La DGCC : surveiller, protéger, sanctionner

Au niveau national, la Direction générale du commerce, de la consommation et de la concurrence (DGCC) joue un rôle de régulateur économique. Elle surveille les marchés, contrôle les pratiques commerciales, protège les consommateurs et lutte contre les comportements anticoncurrentiels.

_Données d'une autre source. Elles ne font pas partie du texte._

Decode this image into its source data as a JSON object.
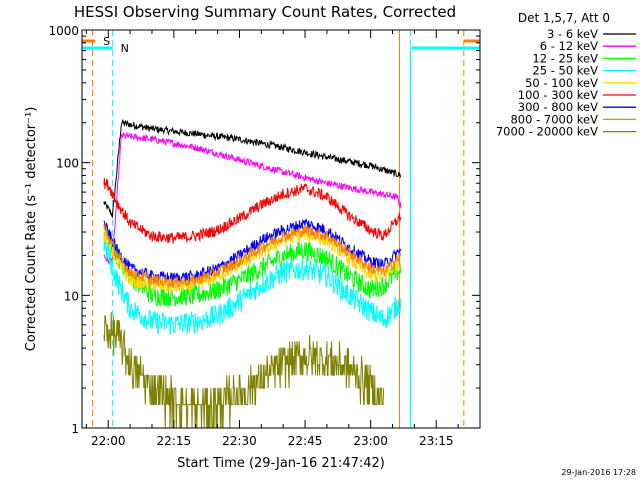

Elle peut intervenir en cas de prix abusifs, de pratiques trompeuses ou d’ententes susceptibles de fausser le jeu de la concurrence. C’est dans ce cadre que la DGCC a sommé Wave Mali de revoir ses tarifs, jugés déloyaux.

La guerre des prix

Le marché malien du mobile money est dominé par quelques acteurs majeurs, notamment Orange Money et Wave, chacun avec sa propre stratégie.

En février 2025, Wave a fait parler de lui en prenant en charge la taxe de 1 % sur les retraits imposés par l’État, contrairement à ses concurrents. Cela a engendré des coûts réduits pour les utilisateurs et une adoption rapide, mais aussi une réaction de la DGCC, qui a évoqué de possibles pratiques anticoncurrentielles.

Cette décision a largement fait réagir sur les réseaux sociaux et dans les médias. Certains y ont vu une initiative favorable aux consommateurs, tandis que d’autres ont pointé un déséquilibre potentiel du marché.

Derrière la simplicité d’un transfert ou d’un retrait se cache une réalité plus complexe : celle d’un marché où les prix sont libres, mais fortement influencés par des stratégies commerciales, des règles régionales et des enjeux de concurrence.